Cake AI Ops for Fine-Tuned Models

Prev Next

The Cake AI platform supports a structured and traceable workflow for managing fine-tuned models in production environments. The process begins with the creation or adoption of a fine-tuned model, which may include base models and parameter-efficient LoRA variations. Fine-tuning in the Cake platform is covered separately.

These models are immediately logged into an experiment tracking system, such as a Cake deployed MLflow, ensuring reproducibility, assuring lineage preservation and facilitating systematic comparisons of various fine-tuning experiments. This registration serves as the foundation for version control and performance traceability throughout the rest of the model's lifecycle. Instructions for registering models in Cake are located in the following document:

Adding Experiments to MLflow

Following experiment tracking, the fine-tuned model can be deployed into an inference engine. One option for inference is via a Cake deployed KubeRay cluster. KubeRay’s hosted vLLM backend is a performance optimized model server primarily for large language models. KubeRay extends vLLM to make multi-node deployment easy. Instructions for using KubeRay are here:

Deploying a fine-tuned model across multiple nodes with KubeRay and vLLM

Once deployed, the model can be proxied through LiteLLM, a thin proxy layer that abstracts various Cake and externally hosted model API’s. LiteLLM also provides access control, usage routing, user tracing and integration with various MCP tools. Instructions for registering models with LiteLLM are here.

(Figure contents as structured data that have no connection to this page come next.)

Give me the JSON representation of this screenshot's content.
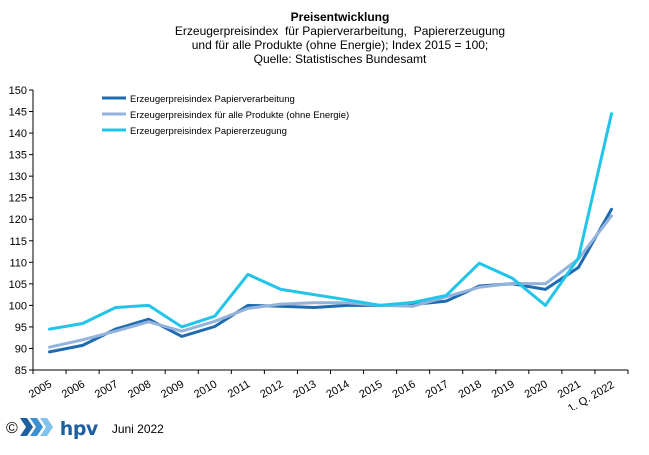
{
  "title": {
    "main": "Preisentwicklung",
    "line1": "Erzeugerpreisindex  für Papierverarbeitung,  Papiererzeugung",
    "line2": "und für alle Produkte (ohne Energie); Index 2015 = 100;",
    "line3": "Quelle: Statistisches Bundesamt"
  },
  "chart_data": {
    "type": "line",
    "title": "Preisentwicklung",
    "categories": [
      "2005",
      "2006",
      "2007",
      "2008",
      "2009",
      "2010",
      "2011",
      "2012",
      "2013",
      "2014",
      "2015",
      "2016",
      "2017",
      "2018",
      "2019",
      "2020",
      "2021",
      "1. Q. 2022"
    ],
    "ylim": [
      85,
      150
    ],
    "yticks": [
      85,
      90,
      95,
      100,
      105,
      110,
      115,
      120,
      125,
      130,
      135,
      140,
      145,
      150
    ],
    "grid": false,
    "legend_position": "top-left",
    "series": [
      {
        "name": "Erzeugerpreisindex Papierverarbeitung",
        "color": "#1f6bb0",
        "values": [
          89.2,
          90.7,
          94.5,
          96.8,
          92.8,
          95.1,
          100.0,
          99.8,
          99.5,
          100.0,
          100.0,
          100.2,
          101.0,
          104.5,
          105.0,
          103.7,
          108.8,
          122.3
        ]
      },
      {
        "name": "Erzeugerpreisindex für alle Produkte (ohne Energie)",
        "color": "#94b3dc",
        "values": [
          90.3,
          92.0,
          94.0,
          96.2,
          94.0,
          96.3,
          99.3,
          100.3,
          100.6,
          100.6,
          100.0,
          99.8,
          102.0,
          104.2,
          105.1,
          105.0,
          110.8,
          120.8
        ]
      },
      {
        "name": "Erzeugerpreisindex Papiererzeugung",
        "color": "#22c4ea",
        "values": [
          94.5,
          95.8,
          99.5,
          100.0,
          95.0,
          97.5,
          107.2,
          103.7,
          102.5,
          101.3,
          100.0,
          100.7,
          102.3,
          109.8,
          106.3,
          100.0,
          111.0,
          144.5
        ]
      }
    ]
  },
  "footer": {
    "copyright": "©",
    "brand": "hpv",
    "date": "Juni 2022"
  }
}
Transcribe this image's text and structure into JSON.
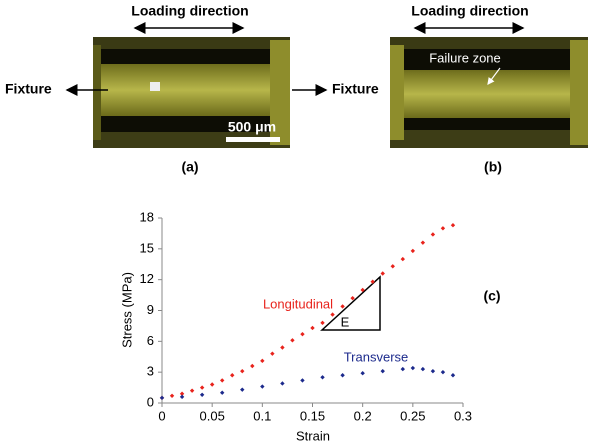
{
  "panels": [
    {
      "label": "(a)",
      "heading": "Loading direction",
      "left_label": "Fixture",
      "right_label": "Fixture",
      "scale_bar": "500 μm"
    },
    {
      "label": "(b)",
      "heading": "Loading direction",
      "annotation": "Failure zone"
    }
  ],
  "chart_data": {
    "type": "scatter",
    "panel_label": "(c)",
    "x_label": "Strain",
    "y_label": "Stress (MPa)",
    "annotation": "E",
    "xlim": [
      0,
      0.3
    ],
    "xticks": [
      0,
      0.05,
      0.1,
      0.15,
      0.2,
      0.25,
      0.3
    ],
    "ylim": [
      0,
      18
    ],
    "yticks": [
      0,
      3,
      6,
      9,
      12,
      15,
      18
    ],
    "grid": false,
    "series": [
      {
        "name": "Longitudinal",
        "color": "#e8231c",
        "x": [
          0,
          0.01,
          0.02,
          0.03,
          0.04,
          0.05,
          0.06,
          0.07,
          0.08,
          0.09,
          0.1,
          0.11,
          0.12,
          0.13,
          0.14,
          0.15,
          0.16,
          0.17,
          0.18,
          0.19,
          0.2,
          0.21,
          0.22,
          0.23,
          0.24,
          0.25,
          0.26,
          0.27,
          0.28,
          0.29
        ],
        "values": [
          0.5,
          0.7,
          0.9,
          1.2,
          1.5,
          1.8,
          2.2,
          2.7,
          3.1,
          3.6,
          4.1,
          4.8,
          5.4,
          6.1,
          6.7,
          7.3,
          7.8,
          8.6,
          9.4,
          10.2,
          11,
          11.8,
          12.6,
          13.3,
          14,
          14.8,
          15.6,
          16.4,
          17,
          17.3
        ]
      },
      {
        "name": "Transverse",
        "color": "#1c2a8c",
        "x": [
          0,
          0.02,
          0.04,
          0.06,
          0.08,
          0.1,
          0.12,
          0.14,
          0.16,
          0.18,
          0.2,
          0.22,
          0.24,
          0.25,
          0.26,
          0.27,
          0.28,
          0.29
        ],
        "values": [
          0.5,
          0.6,
          0.8,
          1,
          1.3,
          1.6,
          1.9,
          2.2,
          2.5,
          2.7,
          2.9,
          3.1,
          3.3,
          3.4,
          3.3,
          3.1,
          3,
          2.7
        ]
      }
    ]
  }
}
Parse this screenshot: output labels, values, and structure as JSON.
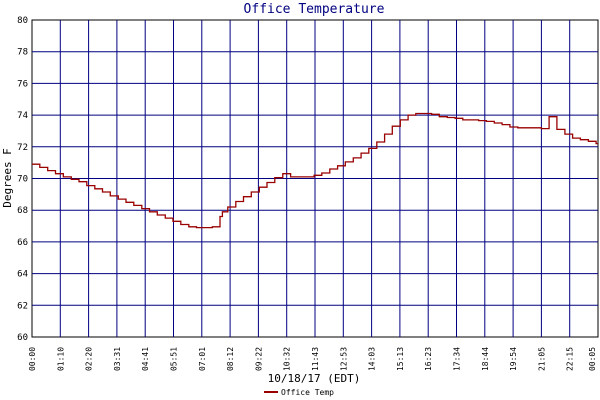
{
  "chart_data": {
    "type": "line",
    "title": "Office Temperature",
    "xlabel": "10/18/17 (EDT)",
    "ylabel": "Degrees F",
    "ylim": [
      60,
      80
    ],
    "yticks": [
      "60",
      "62",
      "64",
      "66",
      "68",
      "70",
      "72",
      "74",
      "76",
      "78",
      "80"
    ],
    "xticks": [
      "00:00",
      "01:10",
      "02:20",
      "03:31",
      "04:41",
      "05:51",
      "07:01",
      "08:12",
      "09:22",
      "10:32",
      "11:43",
      "12:53",
      "14:03",
      "15:13",
      "16:23",
      "17:34",
      "18:44",
      "19:54",
      "21:05",
      "22:15",
      "00:05"
    ],
    "grid": true,
    "legend_position": "bottom",
    "colors": {
      "line": "#990000",
      "grid": "#000080",
      "background": "#ffffff",
      "frame": "#000000"
    },
    "series": [
      {
        "name": "Office Temp",
        "x": [
          0,
          0.33,
          0.67,
          1,
          1.33,
          1.67,
          2,
          2.33,
          2.67,
          3,
          3.33,
          3.67,
          4,
          4.33,
          4.67,
          5,
          5.33,
          5.67,
          6,
          6.33,
          6.67,
          7,
          7.33,
          7.67,
          8,
          8.1,
          8.33,
          8.67,
          9,
          9.33,
          9.67,
          10,
          10.33,
          10.67,
          11,
          11.33,
          11.67,
          12,
          12.33,
          12.67,
          13,
          13.33,
          13.67,
          14,
          14.33,
          14.67,
          15,
          15.33,
          15.67,
          16,
          16.33,
          16.67,
          17,
          17.33,
          17.67,
          18,
          18.33,
          18.67,
          19,
          19.33,
          19.67,
          20,
          20.33,
          20.67,
          21,
          21.33,
          21.67,
          22,
          22.33,
          22.67,
          23,
          23.33,
          23.67,
          24,
          24.08
        ],
        "y": [
          70.9,
          70.7,
          70.5,
          70.3,
          70.1,
          69.95,
          69.8,
          69.55,
          69.35,
          69.15,
          68.9,
          68.7,
          68.5,
          68.3,
          68.1,
          67.9,
          67.7,
          67.5,
          67.3,
          67.1,
          66.95,
          66.9,
          66.9,
          66.95,
          67.6,
          67.9,
          68.2,
          68.55,
          68.85,
          69.15,
          69.45,
          69.75,
          70.05,
          70.3,
          70.1,
          70.1,
          70.1,
          70.2,
          70.35,
          70.6,
          70.8,
          71.05,
          71.3,
          71.6,
          71.9,
          72.3,
          72.8,
          73.3,
          73.7,
          74.0,
          74.1,
          74.1,
          74.05,
          73.9,
          73.85,
          73.8,
          73.7,
          73.7,
          73.65,
          73.6,
          73.5,
          73.4,
          73.25,
          73.2,
          73.2,
          73.2,
          73.15,
          73.9,
          73.1,
          72.8,
          72.55,
          72.45,
          72.35,
          72.2,
          72.2
        ]
      }
    ]
  }
}
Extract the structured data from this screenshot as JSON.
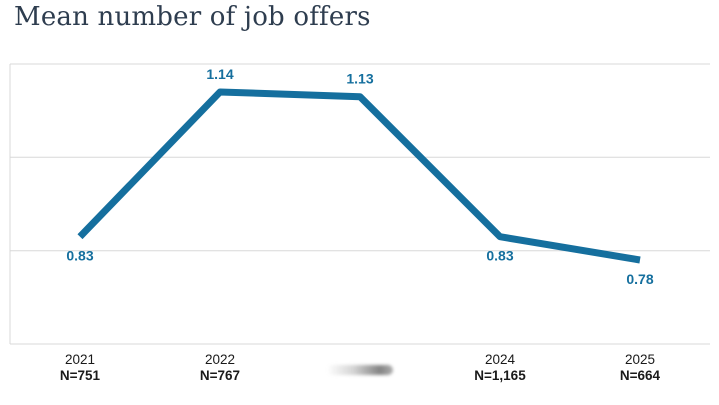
{
  "title": "Mean number of job offers",
  "chart_data": {
    "type": "line",
    "title": "Mean number of job offers",
    "categories": [
      "2021",
      "2022",
      "",
      "2024",
      "2025"
    ],
    "values": [
      0.83,
      1.14,
      1.13,
      0.83,
      0.78
    ],
    "ylim": [
      0.6,
      1.2
    ],
    "gridline_values": [
      0.6,
      0.8,
      1.0,
      1.2
    ],
    "grid": "horizontal-only",
    "legend": "none",
    "xlabel": "",
    "ylabel": "",
    "line_color": "#156f9e",
    "value_label_color": "#156f9e",
    "gridline_color": "#d8d8d8",
    "points": [
      {
        "year": "2021",
        "n_label": "N=751",
        "value": 0.83,
        "value_label": "0.83",
        "label_position": "below"
      },
      {
        "year": "2022",
        "n_label": "N=767",
        "value": 1.14,
        "value_label": "1.14",
        "label_position": "above"
      },
      {
        "year": "",
        "n_label": "",
        "value": 1.13,
        "value_label": "1.13",
        "label_position": "above",
        "x_label_redacted": true
      },
      {
        "year": "2024",
        "n_label": "N=1,165",
        "value": 0.83,
        "value_label": "0.83",
        "label_position": "below"
      },
      {
        "year": "2025",
        "n_label": "N=664",
        "value": 0.78,
        "value_label": "0.78",
        "label_position": "below"
      }
    ]
  }
}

Add a deployed model to LiteLLM

Once proxied, a deployed model can be utilized in multiple ways. Chat UI’s like Open WebUI can simply call the proxied model. Alternatively, the proxied model can be called from complex agentic workflows via: orchestration frameworks like LangFlow, as an MCP endpoint, or various from agent api’s like LangGraph or A2A. These integrations enable use-case-specific coordination and functionality, such as multi-agent reasoning or dynamic memory retrieval via Cake hosted vector databases like PgVector, Weaviate, and Milvus. Using LangFlow, MCP in Cake, as well as various vector stores is discussed separately. Documentation on calling LiteLLM proxied models via Open WebUI is here:

Connecting to LiteLLM proxied models via Open WebUI

Operational observability and reliability are maintained through a robust monitoring stack. The Cake platform integrates LLM Observability and Tracing. This includes tools like Langfuse, that allow developers to inspect request-level telemetry and to debug individual model interactions. Further, Langfuse can help developers understand what steps in complex agentic workflows were successful. It also vastly simplifies debugging those steps that were not. Tracing a LiteLLM proxied model with Langfuse is discussed here:

Tracing Calls to LiteLLM with Langfuse

Metrics are collected using Prometheus and visualized in Grafana, where performance indicators such as latency, token usage, and throughput are displayed. Grafana Alert Manager monitors these metrics to generate alerts on anomalous behavior or degraded performance. Discussion on Prometheus and Grafana are discussed here:

Monitoring your Ray Deployed Models with Monitoring your Ray Deployed Models with Prometheus and Grafana and Grafana

Together with LLM evaluation and tracing, this observability stack forms the backbone of Cake's AI Ops system, enabling proactive issue detection and continuous model performance optimization.